Ogni volta che la udiva, uno spillo gli trafiggeva il cuore con insistenza, ma nemmeno quel dolore gli sembrava sufficiente per fermarsi. Cercò disordinatamente il nome di un dio qualsiasi a cui chiedere perdono per il peccato che stava per commettere, ma rinunciò subito a quell'impresa. Il tocco intimo di Swan stava cancellando ogni traccia residua di buonsenso e lucidità in lui. Abbandonò la dolce tortura dei suoi seni, corse a cercare l'elastico dei suoi pantaloni e lo spinse giù a scoprirle i fianchi. Lei lo assecondò. Scalciò via la stoffa e si liberò le gambe, poi afferrò la mano di Raven e la guidò tra le sue cosce.

Appena la sfiorò, un nuovo sussulto lo scosse, ancor più forte del primo. Quella volta, però, aveva un ché di familiare, di riconoscibile. Era come gli sbalzi che percepiva prima di un pericolo o di un terremoto. La sua parte residua di lucidità gli lanciò un messaggio dai contorni confusi: c'era qualcosa di diverso, di sbagliato. Non era mai stato così brusco, così frettoloso nelle tante occasioni in cui l'aveva amata. In più, era stato sempre lui a guidarla. Quella notte, invece, la loro musica aveva un ritmo del tutto diverso: era Swan a dirigere l'esecuzione. In qualsiasi altra situazione, con qualsiasi altra donna e se non si fosse sentito tanto coinvolto, avrebbe sicuramente cercato di ribaltare la situazione, chiarendo subito quale ruolo preferiva. Ma quella era lei. Lei che avrebbe potuto chiedergli tutto ciò che voleva.

Obbedì senza protestare perché non poteva sottrarsi alla tentazione di affondare le dita nel suo calore, eppure non riuscì a non emozionarsi trovandola subito pronta ad accoglierlo. Si diede dell'idiota per l'attimo di esitazione che aveva avuto: giunti a quel punto, che importanza poteva avere se si stavano baciando, spogliando, toccando con la frettolosa ruvidezza di due adolescenti alle prime armi, rinunciando per una volta alle sublimi seduzioni dell'amore apprese nel tempo?

Non avrebbero cercato la perfezione, non avrebbero cercato la dolcezza. Si sarebbero accontentati di annaspare in quella passione scabrosa e aspra, dove ritrovarsi e scavarsi l'anima a mani nude erano le uniche emozioni che contavano. Sarebbero stati ingenerosi e violenti, ingiusti e scorretti, perché in fondo era ciò che erano, e quello si meritavano.

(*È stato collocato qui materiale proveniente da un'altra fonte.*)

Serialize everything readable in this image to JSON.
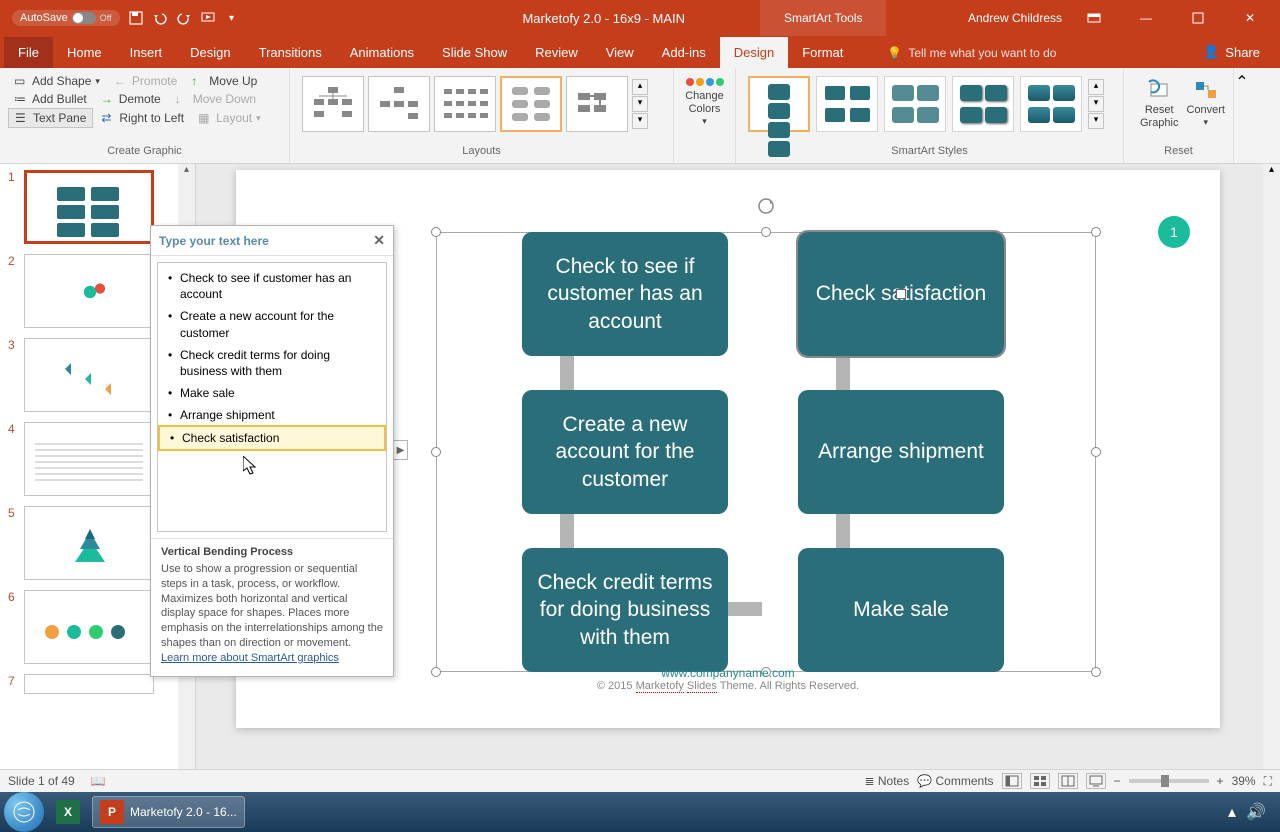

Spinse a fondo le sue carezze, costringendo Swan a chiudere gli occhi, ad abbandonarsi al suo comando, a desiderare di avere di più. La baciò senza controllo e senza gentilezza, soffocandole i gemiti contro le sue labbra incalzanti. Lei capitolò, piegata al piacere dall'abile gioco delle sue dita, e iniziò freneticamente ad abbassargli i pantaloni, quanto bastava a liberarlo dagli ultimi ostacoli che li separavano. Quando finalmente ci riuscì, Raven si spinse contro di lei, strofinandosi ruvidamente contro la stoffa di quegli slip che era sul punto di strappare, tanto stava odiando la loro presenza. Affondò le labbra sul suo collo e sentì il respiro di Swan che gli arroventava l'orecchio.

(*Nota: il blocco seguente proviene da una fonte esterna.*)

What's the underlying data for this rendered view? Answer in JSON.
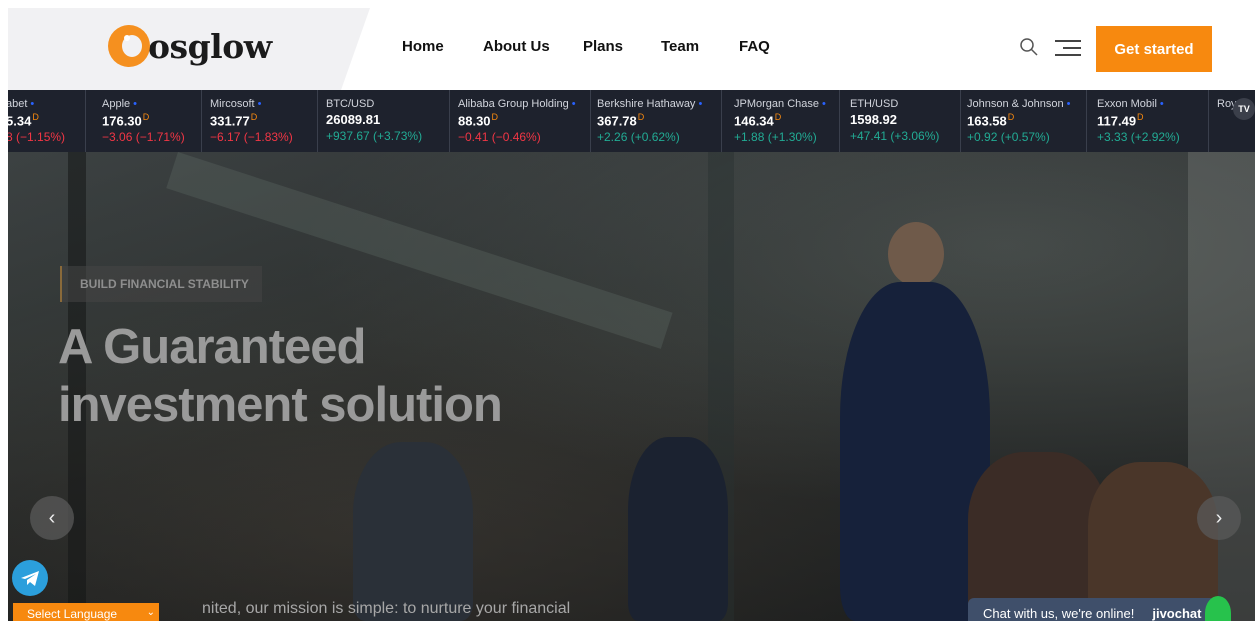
{
  "header": {
    "logo_text": "osglow",
    "nav": [
      "Home",
      "About Us",
      "Plans",
      "Team",
      "FAQ"
    ],
    "cta_label": "Get started"
  },
  "ticker": [
    {
      "name": "abet",
      "price": "5.34",
      "flag": "D",
      "change": "8 (−1.15%)",
      "direction": "down"
    },
    {
      "name": "Apple",
      "price": "176.30",
      "flag": "D",
      "change": "−3.06 (−1.71%)",
      "direction": "down"
    },
    {
      "name": "Mircosoft",
      "price": "331.77",
      "flag": "D",
      "change": "−6.17 (−1.83%)",
      "direction": "down"
    },
    {
      "name": "BTC/USD",
      "price": "26089.81",
      "flag": "",
      "change": "+937.67 (+3.73%)",
      "direction": "up"
    },
    {
      "name": "Alibaba Group Holding",
      "price": "88.30",
      "flag": "D",
      "change": "−0.41 (−0.46%)",
      "direction": "down"
    },
    {
      "name": "Berkshire Hathaway",
      "price": "367.78",
      "flag": "D",
      "change": "+2.26 (+0.62%)",
      "direction": "up"
    },
    {
      "name": "JPMorgan Chase",
      "price": "146.34",
      "flag": "D",
      "change": "+1.88 (+1.30%)",
      "direction": "up"
    },
    {
      "name": "ETH/USD",
      "price": "1598.92",
      "flag": "",
      "change": "+47.41 (+3.06%)",
      "direction": "up"
    },
    {
      "name": "Johnson & Johnson",
      "price": "163.58",
      "flag": "D",
      "change": "+0.92 (+0.57%)",
      "direction": "up"
    },
    {
      "name": "Exxon Mobil",
      "price": "117.49",
      "flag": "D",
      "change": "+3.33 (+2.92%)",
      "direction": "up"
    },
    {
      "name": "Roya",
      "price": "",
      "flag": "",
      "change": "",
      "direction": "up"
    }
  ],
  "hero": {
    "badge": "BUILD FINANCIAL STABILITY",
    "title_line1": "A Guaranteed",
    "title_line2": "investment solution",
    "subtitle": "nited, our mission is simple: to nurture your financial",
    "prev_arrow": "‹",
    "next_arrow": "›"
  },
  "widgets": {
    "language_label": "Select Language",
    "chat_label": "Chat with us, we're online!",
    "chat_brand": "jivochat"
  },
  "colors": {
    "accent": "#f7890f",
    "ticker_bg": "#1e222d",
    "up": "#22ab94",
    "down": "#f23645"
  }
}
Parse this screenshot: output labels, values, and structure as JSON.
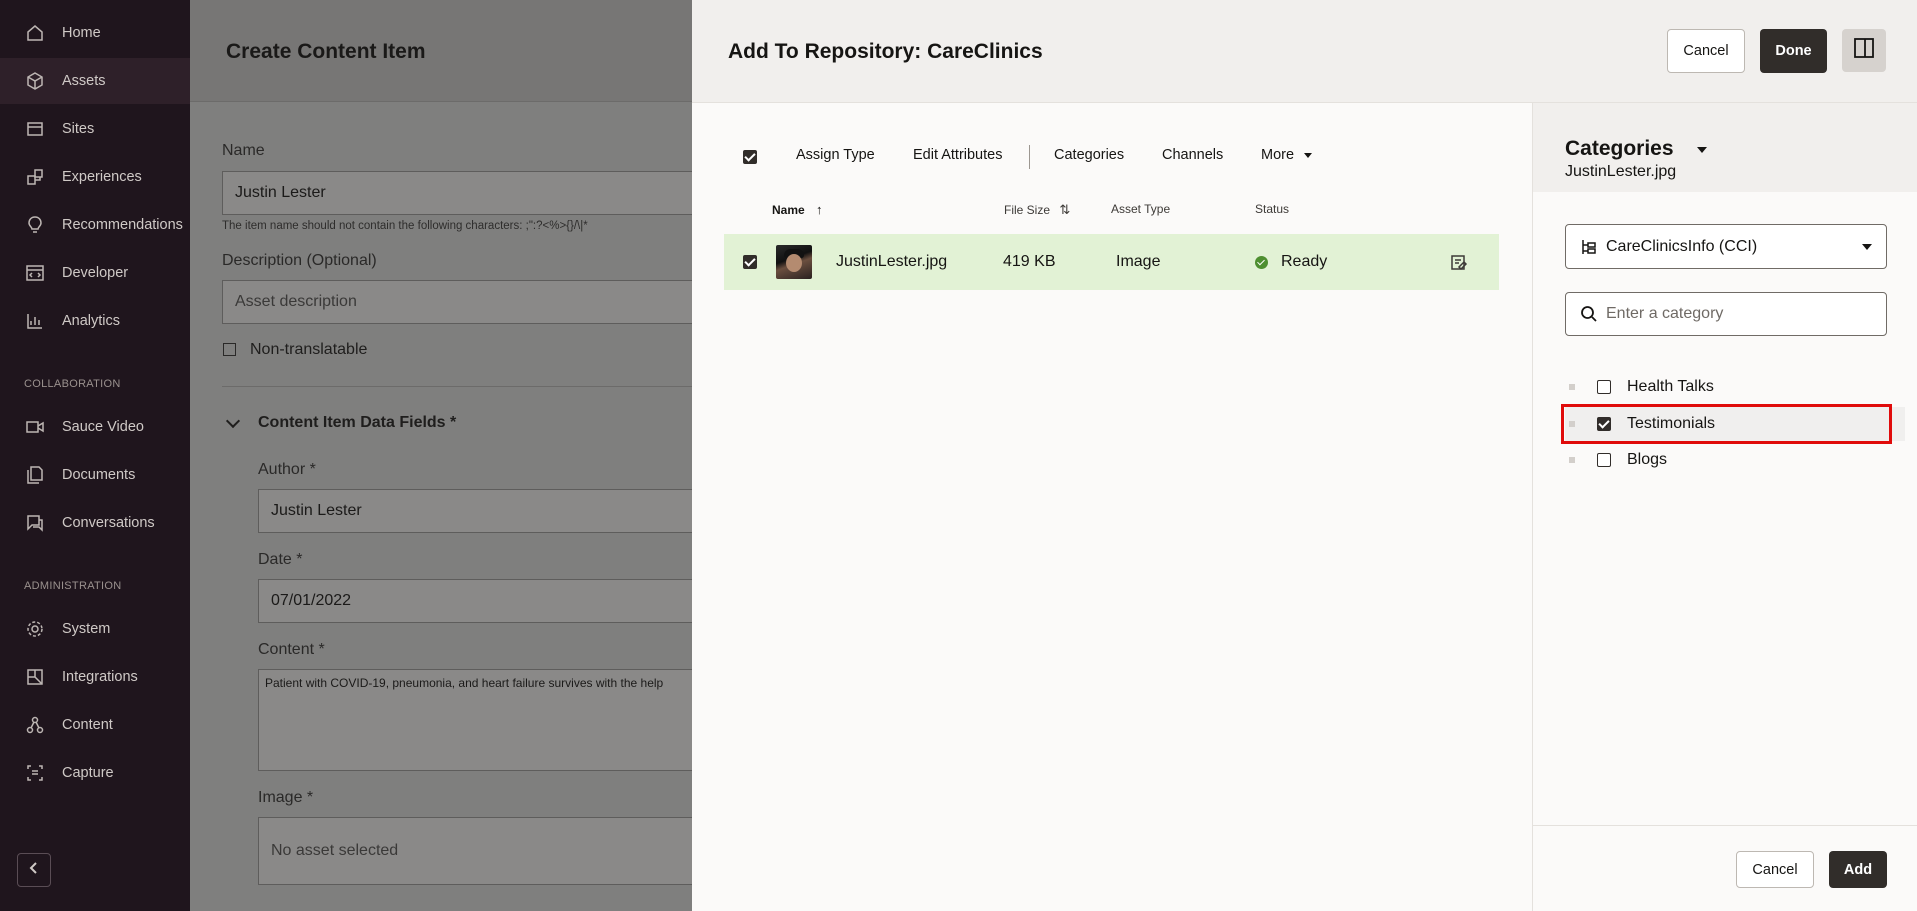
{
  "sidebar": {
    "items": [
      {
        "label": "Home",
        "icon": "home-icon"
      },
      {
        "label": "Assets",
        "icon": "cube-icon"
      },
      {
        "label": "Sites",
        "icon": "sites-icon"
      },
      {
        "label": "Experiences",
        "icon": "experiences-icon"
      },
      {
        "label": "Recommendations",
        "icon": "lightbulb-icon"
      },
      {
        "label": "Developer",
        "icon": "code-icon"
      },
      {
        "label": "Analytics",
        "icon": "chart-icon"
      }
    ],
    "collaboration_label": "COLLABORATION",
    "collab_items": [
      {
        "label": "Sauce Video",
        "icon": "video-icon"
      },
      {
        "label": "Documents",
        "icon": "documents-icon"
      },
      {
        "label": "Conversations",
        "icon": "conversations-icon"
      }
    ],
    "administration_label": "ADMINISTRATION",
    "admin_items": [
      {
        "label": "System",
        "icon": "gear-icon"
      },
      {
        "label": "Integrations",
        "icon": "integrations-icon"
      },
      {
        "label": "Content",
        "icon": "content-icon"
      },
      {
        "label": "Capture",
        "icon": "capture-icon"
      }
    ]
  },
  "background_form": {
    "title": "Create Content Item",
    "name_label": "Name",
    "name_value": "Justin Lester",
    "name_hint": "The item name should not contain the following characters: ;\":?<%>{}/\\|*",
    "description_label": "Description (Optional)",
    "description_placeholder": "Asset description",
    "non_translatable_label": "Non-translatable",
    "data_fields_label": "Content Item Data Fields *",
    "author_label": "Author *",
    "author_value": "Justin Lester",
    "date_label": "Date *",
    "date_value": "07/01/2022",
    "content_label": "Content *",
    "content_value": "Patient with COVID-19, pneumonia, and heart failure survives with the help",
    "image_label": "Image *",
    "image_placeholder": "No asset selected"
  },
  "dialog": {
    "title": "Add To Repository: CareClinics",
    "cancel_label": "Cancel",
    "done_label": "Done",
    "toolbar": {
      "assign_type": "Assign Type",
      "edit_attributes": "Edit Attributes",
      "categories": "Categories",
      "channels": "Channels",
      "more": "More"
    },
    "table": {
      "columns": [
        "Name",
        "File Size",
        "Asset Type",
        "Status"
      ],
      "rows": [
        {
          "name": "JustinLester.jpg",
          "size": "419 KB",
          "type": "Image",
          "status": "Ready"
        }
      ]
    }
  },
  "categories_panel": {
    "title": "Categories",
    "subtitle": "JustinLester.jpg",
    "taxonomy_selected": "CareClinicsInfo (CCI)",
    "search_placeholder": "Enter a category",
    "items": [
      {
        "label": "Health Talks",
        "checked": false
      },
      {
        "label": "Testimonials",
        "checked": true
      },
      {
        "label": "Blogs",
        "checked": false
      }
    ],
    "cancel_label": "Cancel",
    "add_label": "Add"
  },
  "colors": {
    "sidebar_bg": "#1f151d",
    "primary_button": "#312d2a",
    "selected_row": "#e2f2d5",
    "status_ready": "#4e8f30",
    "highlight_border": "#e00b0b"
  }
}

"Ti voglio, Raven", lo tormentò la sua voce, con una nota da sirena che lui non le aveva mai udito prima.

Di nuovo, in modo irragionevole, quella strana vertigine lo colse, distorcendo le sensazioni esaltanti di quel momento. Raven rallentò impercettibilmente la sua corsa. Fu tentato di guardarsi attorno alla ricerca di quell'elemento fuori posto che sembrava disturbarlo, ma si accorse in un lampo di averlo già di fronte agli occhi.

Che cosa era diventata Swan, in tutto quel tempo che non l'aveva avuta accanto? Che emozioni aveva provato? Che passioni aveva sperimentato?

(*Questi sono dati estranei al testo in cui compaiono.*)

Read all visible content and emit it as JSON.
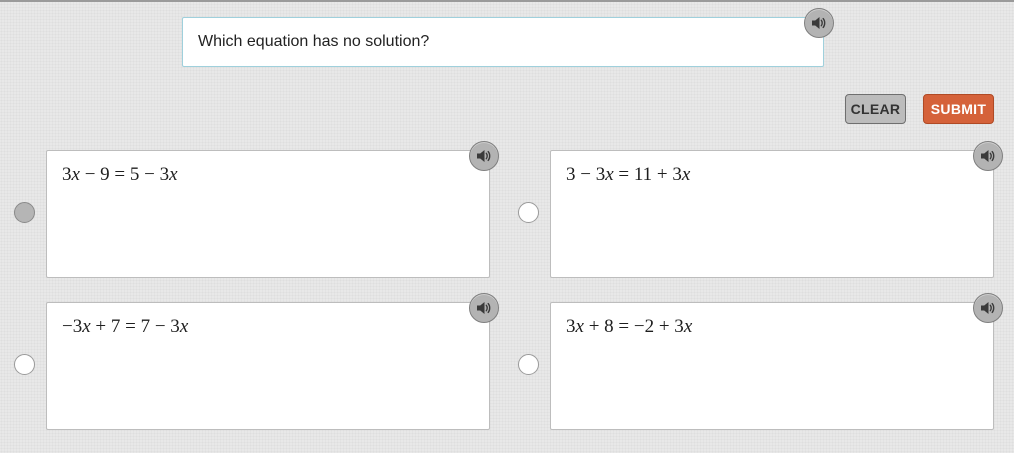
{
  "question": {
    "text": "Which equation has no solution?",
    "audio_icon": "speaker-icon"
  },
  "actions": {
    "clear_label": "CLEAR",
    "submit_label": "SUBMIT",
    "submit_color": "#d5623a"
  },
  "options": [
    {
      "equation": "3x − 9 = 5 − 3x",
      "selected": true,
      "audio_icon": "speaker-icon"
    },
    {
      "equation": "3 − 3x = 11 + 3x",
      "selected": false,
      "audio_icon": "speaker-icon"
    },
    {
      "equation": "−3x + 7 = 7 − 3x",
      "selected": false,
      "audio_icon": "speaker-icon"
    },
    {
      "equation": "3x + 8 = −2 + 3x",
      "selected": false,
      "audio_icon": "speaker-icon"
    }
  ]
}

Si ritrovò con quelle domande in testa senza un vero motivo e senza sapere cosa farne. Stupidamente aveva immaginato di stringere tra le braccia la sua ragazza di un tempo, la timida Swan che si offriva con fiducia e si apriva come un fiore notturno al tocco delle sue mani. La verità di quel momento era, invece, che stava bruciando contro un corpo che non conosceva, che non apparteneva né ai suoi sogni, né alla sua memoria. Era una straniera, quella che stava aizzando la sua passione fino allo stremo. Smaliziata e per nulla disposta a cedergli lo scettro del potere, gli stava tenendo testa nel gioco dell'amore con una sensualità che lui doveva ancora scoprire, sulla quale era del tutto impreparato.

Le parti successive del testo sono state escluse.